Car crashes should be treated as an eventuality rather than a possibility, and they happen more often than people think. Car crashes are among the leading causes of death in the United States. Knowing how to respond to a car accident is just as important as knowing how to prevent one. There are some things that you should never do in a car accident, as these mistakes can cost you your chances of securing proper compensation for your injuries, and they may even put you in trouble with the law. Here are the things you should never do in a car crash.
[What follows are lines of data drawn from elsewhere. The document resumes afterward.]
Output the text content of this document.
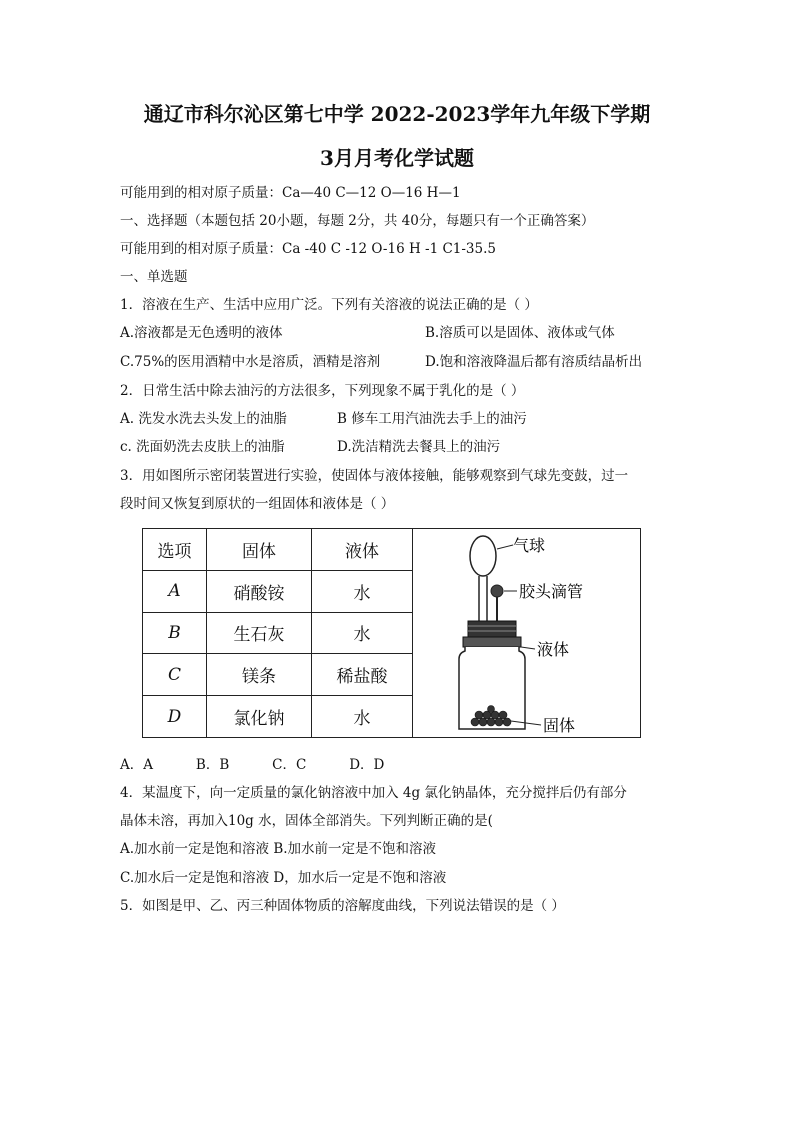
通辽市科尔沁区第七中学 2022-2023学年九年级下学期
3月月考化学试题
可能用到的相对原子质量：Ca—40 C—12 O—16 H—1
一、选择题（本题包括 20小题，每题 2分，共 40分，每题只有一个正确答案）
可能用到的相对原子质量：Ca -40 C -12 O-16 H -1 C1-35.5
一、单选题
1．溶液在生产、生活中应用广泛。下列有关溶液的说法正确的是（ ）
A.溶液都是无色透明的液体	B.溶质可以是固体、液体或气体
C.75%的医用酒精中水是溶质，酒精是溶剂	D.饱和溶液降温后都有溶质结晶析出
2．日常生活中除去油污的方法很多，下列现象不属于乳化的是（ ）
A. 洗发水洗去头发上的油脂	B 修车工用汽油洗去手上的油污
c. 洗面奶洗去皮肤上的油脂	D.洗洁精洗去餐具上的油污
3．用如图所示密闭装置进行实验，使固体与液体接触，能够观察到气球先变鼓，过一
段时间又恢复到原状的一组固体和液体是（ ）
选项	固体	液体	气球
胶头滴管
液体
固体

A	硝酸铵	水	
B	生石灰	水	
C	镁条	稀盐酸	
D	氯化钠	水	
A．A          B．B          C．C          D．D
4．某温度下，向一定质量的氯化钠溶液中加入 4g 氯化钠晶体，充分搅拌后仍有部分
晶体未溶，再加入10g 水，固体全部消失。下列判断正确的是(
A.加水前一定是饱和溶液 B.加水前一定是不饱和溶液
C.加水后一定是饱和溶液 D，加水后一定是不饱和溶液
5．如图是甲、乙、丙三种固体物质的溶解度曲线，下列说法错误的是（ ）
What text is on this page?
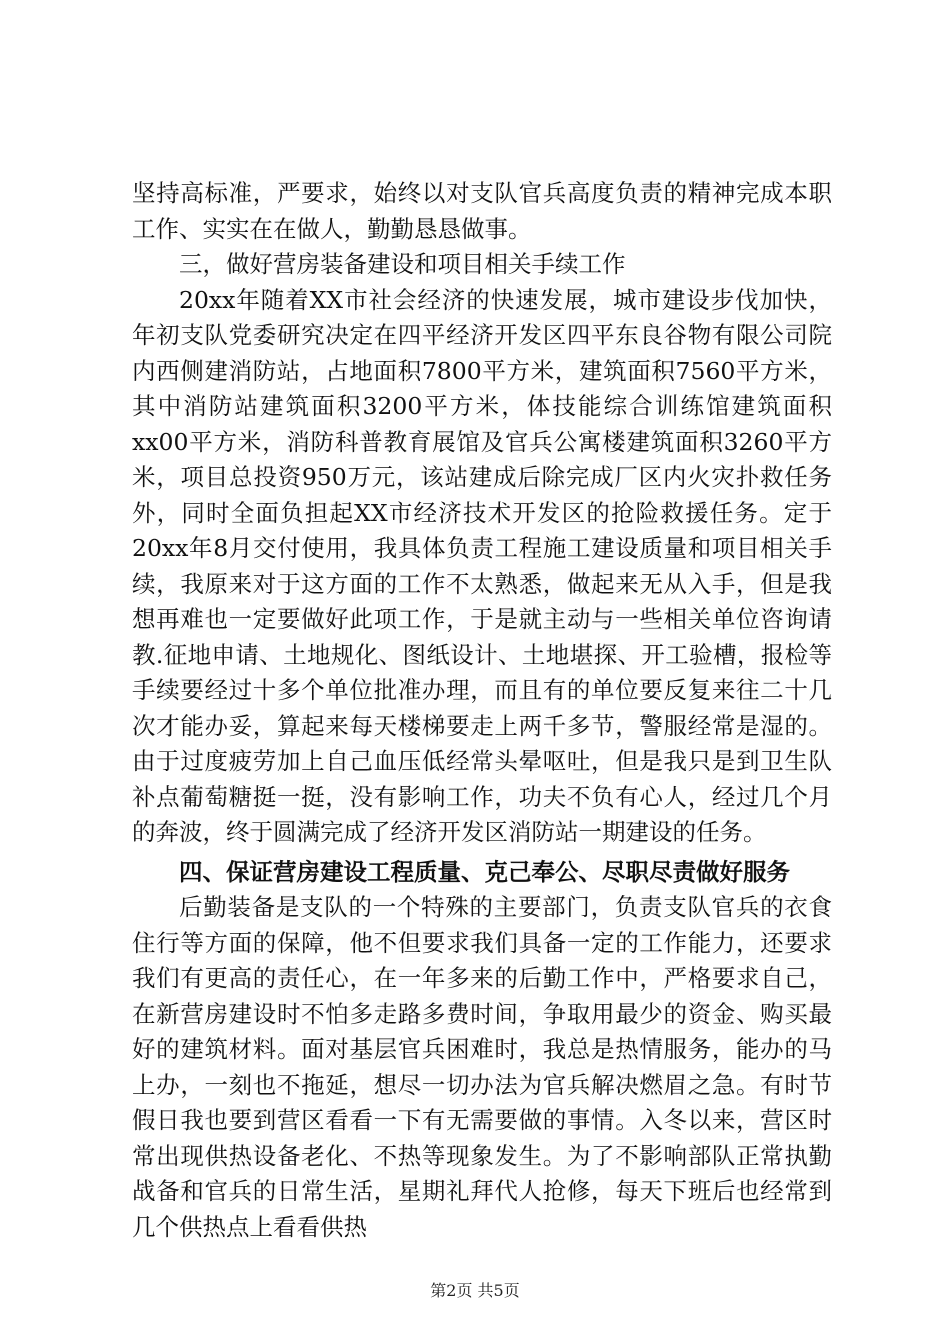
坚持高标准，严要求，始终以对支队官兵高度负责的精神完成本职工作、实实在在做人，勤勤恳恳做事。

三，做好营房装备建设和项目相关手续工作

20xx年随着XX市社会经济的快速发展，城市建设步伐加快，年初支队党委研究决定在四平经济开发区四平东良谷物有限公司院内西侧建消防站，占地面积7800平方米，建筑面积7560平方米，其中消防站建筑面积3200平方米，体技能综合训练馆建筑面积xx00平方米，消防科普教育展馆及官兵公寓楼建筑面积3260平方米，项目总投资950万元，该站建成后除完成厂区内火灾扑救任务外，同时全面负担起XX市经济技术开发区的抢险救援任务。定于20xx年8月交付使用，我具体负责工程施工建设质量和项目相关手续，我原来对于这方面的工作不太熟悉，做起来无从入手，但是我想再难也一定要做好此项工作，于是就主动与一些相关单位咨询请教.征地申请、土地规化、图纸设计、土地堪探、开工验槽，报检等手续要经过十多个单位批准办理，而且有的单位要反复来往二十几次才能办妥，算起来每天楼梯要走上两千多节，警服经常是湿的。由于过度疲劳加上自己血压低经常头晕呕吐，但是我只是到卫生队补点葡萄糖挺一挺，没有影响工作，功夫不负有心人，经过几个月的奔波，终于圆满完成了经济开发区消防站一期建设的任务。

四、保证营房建设工程质量、克己奉公、尽职尽责做好服务

后勤装备是支队的一个特殊的主要部门，负责支队官兵的衣食住行等方面的保障，他不但要求我们具备一定的工作能力，还要求我们有更高的责任心，在一年多来的后勤工作中，严格要求自己，在新营房建设时不怕多走路多费时间，争取用最少的资金、购买最好的建筑材料。面对基层官兵困难时，我总是热情服务，能办的马上办，一刻也不拖延，想尽一切办法为官兵解决燃眉之急。有时节假日我也要到营区看看一下有无需要做的事情。入冬以来，营区时常出现供热设备老化、不热等现象发生。为了不影响部队正常执勤战备和官兵的日常生活，星期礼拜代人抢修，每天下班后也经常到几个供热点上看看供热

第2页 共5页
Leaving the Scene of the Car Crash
If you’ve been involved in a car crash, you and the other driver are obliged to render aid to others who have been affected by the crash. A person fleeing the scene of the accident is also likely to cause another accident when they are in a state of panic. Fleeing the scene of an accident is automatically treated as a misdemeanor, which is punishable by a fine of up to $5,000. This behavior is punishable regardless of whether or not the accident was caused by the person who fled the scene, and whether the accident was severe or minor.
Not Calling for Aid
Calling the police is a legal requirement. The responding officers are a neutral party that will document the details of the accident, and calling for aid brings emergency responders who can help get the injured to safety. Those who fail to call 911 after a car crash may be charged with a hit and run or a failure to report an accident. Being convicted with either can result in the suspension of your driver’s license, heavy fines, and jail time. You may even lose your auto insurance coverage if you keep the accident from your insurer.
Not Hiring a Lawyer
It’s possible to proceed with a car accident claim without a lawyer, but you’d be foregoing your best chance of securing compensation. Lawyers are best equipped to handle these cases due to their knowledge of state law. For example, the laws that apply to San Rafael Accidents may not apply to those of areas in other states. Lawyers also have resources that would not be available to most people. While anyone can collect evidence, lawyers are trained to present it in court in a manner that will help you attain the compensation you deserve.
Different states take different approaches to car accident claims. Tort states require the at-fault party (or their insurance provider) to pay for the other party’s medical expenses and special damages. An apology, or any statement that remotely resembles an apology, will be interpreted as an admission of fault, which will severely hurt your case. Don’t be rude, but don’t be apologetic either.
There’s no absolute way to ensure that car accidents don’t happen, but there are ways to make sure that you receive the compensation you deserve after the fact.